Foot Exercises

One of the best ways to fight back against pain is to keep the joints in your feet active and moving.

Health Monitor Staff

If your feet hurt, nothing feels good! And if you have rheumatoid arthritis (RA), foot problems often follow. In fact, about 90% of people with RA eventually develop foot or ankle symptoms.

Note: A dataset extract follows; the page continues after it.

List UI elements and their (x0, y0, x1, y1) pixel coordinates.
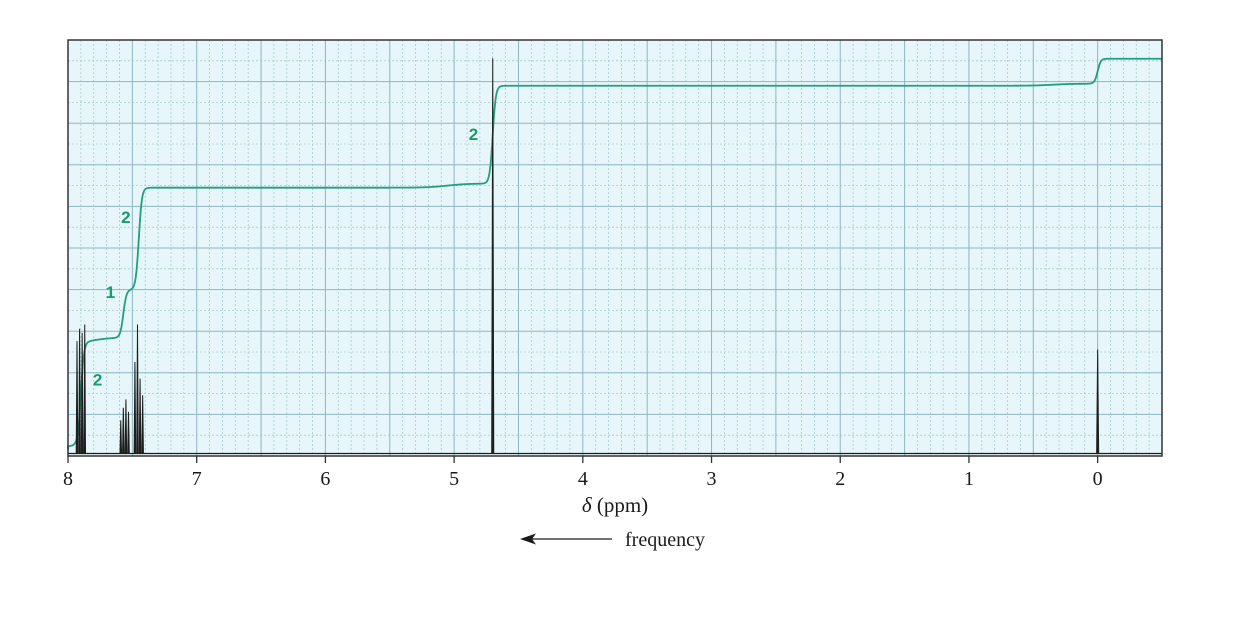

The good news: These exercises designed by Marnie-Laatz-Dominy, MS, an exercise physiologist, author, weight-loss coach and fitness instructor in Seattle, Washington, can help. So crank up your iPod or pop in a lively CD and do this series twice a day, morning and evening—the entire workout only takes 5 minutes! You can perform the moves seated or standing.

Heel tap

Place your right foot on the floor. Lift your heel off the floor. Tap your heel up and down 20 times. Switch to your left foot.

Toe tap
Place your right heel on the floor. Lift your toes and tap them onto the floor 20 times. Repeat with the left foot.

Hanky lifts
Place a cloth handkerchief—or any small, lightweight piece of fabric—on the floor. Put your right foot on top of the hanky and squeeze your toes together to grab the fabric and lift it off the floor. Drop the hanky. Repeat 5 times. Switch to the left foot.

Foot rolls
Find a can, bottle or other smooth, cylindrical container about 2-3 inches in diameter. Fill it with water and freeze it. Put your right foot on the cylinder and roll it forward and backward along your instep. Do 20 rolls with your right foot, then switch to your left foot. Repeat 3 times with each foot.

This move can help reduce swelling.

Toe isometrics
Squeeze all the toes on your right foot together and push them firmly against the floor. Hold the contraction for 20 seconds. Repeat with your left foot. Perform this exercise twice with each foot. 

Be sure to check with your healthcare provider before starting any new exercise regimen, and remember to only do the exercises to tolerance—don't do too much at once.